In leaving his role, Gubitosi had urged TIM to give KKR access to its books, a decision which is still pending as TIM is yet to take a stance on the bid.
Labriola’s nomination was promoted by TIM’s largest investor, French media giant Vivendi, which has criticised KKR’s offer saying it doesn’t adequately value TIM.
Growing doubts over the chances of KKR’s offer, which requires backing from both TIM and Italy’s government, this week drove TIM shares down 7% to 0.4193 euros – further below the bid’s price of 0.505 euros a share.
Labriola secured unanimous approval from directors, including a representative for state investor CDP.
CDP is TIM’s second-biggest shareholder and favours a merger of TIM’s fixed-network assets with those of state-owned fibre optic rival Open Fiber.
“My goal is to … maximize the value of our assets in the interest of all our shareholders,” Labriola said in a statement.
“The challenges and opportunities ahead will require cohesion among all stakeholders.”
Labriola is already at work on a plan to overhaul TIM that would serve as a benchmark for the board to weigh against KKR’s proposal.
Under a preliminary version https://www.reuters.com/business/media-telecom/telecom-italia-gm-outline-plans-doubts-kkrs-bid-mount-2022-01-18 presented to directors this week, Labriola has proposed splitting TIM’s fixed network operations from its services businesses, sources have said.
Such a move would pave the way for the merger of TIM’s fixed network assets with those of Open Fiber, as advocated by CDP, while making a scenario in which KKR takes control of the group less likely.
KKR, which owns 37.5% of TIM’s last-mile network, could still be involved in the revamp of the group’s fixed assets, a person close to the matter said.

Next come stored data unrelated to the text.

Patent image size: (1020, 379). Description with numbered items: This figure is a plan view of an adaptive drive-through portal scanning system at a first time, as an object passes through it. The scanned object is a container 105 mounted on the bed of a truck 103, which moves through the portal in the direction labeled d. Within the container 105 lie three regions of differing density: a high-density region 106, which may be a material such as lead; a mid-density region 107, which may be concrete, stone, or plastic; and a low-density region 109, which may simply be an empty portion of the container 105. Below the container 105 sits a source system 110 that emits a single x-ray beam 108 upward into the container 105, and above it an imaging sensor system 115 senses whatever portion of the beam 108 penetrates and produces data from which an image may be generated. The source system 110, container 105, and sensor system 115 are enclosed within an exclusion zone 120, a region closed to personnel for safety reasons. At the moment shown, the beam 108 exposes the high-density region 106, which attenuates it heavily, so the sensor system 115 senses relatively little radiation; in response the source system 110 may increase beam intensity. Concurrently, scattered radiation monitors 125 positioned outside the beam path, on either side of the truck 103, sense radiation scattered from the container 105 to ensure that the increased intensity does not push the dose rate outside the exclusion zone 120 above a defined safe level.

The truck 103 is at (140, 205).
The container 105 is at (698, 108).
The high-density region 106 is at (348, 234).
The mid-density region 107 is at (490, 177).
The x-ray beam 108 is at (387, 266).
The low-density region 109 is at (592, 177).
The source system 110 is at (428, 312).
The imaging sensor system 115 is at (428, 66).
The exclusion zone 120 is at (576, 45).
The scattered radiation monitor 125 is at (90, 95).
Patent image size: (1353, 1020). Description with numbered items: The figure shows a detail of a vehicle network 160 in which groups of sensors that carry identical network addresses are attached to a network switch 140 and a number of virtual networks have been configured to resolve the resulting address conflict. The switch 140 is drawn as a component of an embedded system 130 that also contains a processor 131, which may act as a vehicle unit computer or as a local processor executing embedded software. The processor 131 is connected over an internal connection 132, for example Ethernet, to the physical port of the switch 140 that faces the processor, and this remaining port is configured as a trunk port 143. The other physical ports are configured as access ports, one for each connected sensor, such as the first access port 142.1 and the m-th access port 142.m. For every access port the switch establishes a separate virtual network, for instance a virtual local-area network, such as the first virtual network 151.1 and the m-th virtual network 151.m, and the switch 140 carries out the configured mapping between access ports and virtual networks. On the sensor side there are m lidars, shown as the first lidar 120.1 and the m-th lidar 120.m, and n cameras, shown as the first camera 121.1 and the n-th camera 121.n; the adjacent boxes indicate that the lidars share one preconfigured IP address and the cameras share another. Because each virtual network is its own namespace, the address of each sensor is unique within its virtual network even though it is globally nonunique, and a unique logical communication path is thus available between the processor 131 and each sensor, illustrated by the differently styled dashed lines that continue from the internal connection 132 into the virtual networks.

CDP, which owns 60% of Open Fiber, would likely emerge as a major stakeholder in any combined network venture with TIM, securing state oversight of an asset Italy deems of strategic relevance for the country.
Any government decision on how to address TIM’s situation is on hold in Rome ahead of next week’s presidential election.
TIM’s board meets again on Jan. 26 to approve the guidelines of Labriola’s new plan before a final vote on March 2.
Under pressure for years in its hyper-competitive home market, debt-laden TIM needs to upgrade its network to meet Italy’s digital goals.
Under Labriola’s plan, the “NetCo” comprising TIM’s infrastructure assets would focus on its wholesale-only business. It would include submarine cable unit Sparkle, while assuming a significant portion of the company’s debt and staff, sources have said.
Vivendi, which last month reversed its long-standing opposition to TIM’s handing over control of its prized network infrastructure, could then focus on TIM’s retail service businesses, which include video content platform TimVision, one of the sources said.
Separately on Friday, TIM’s Brazilian unit said it expected to name a new CEO in the coming days.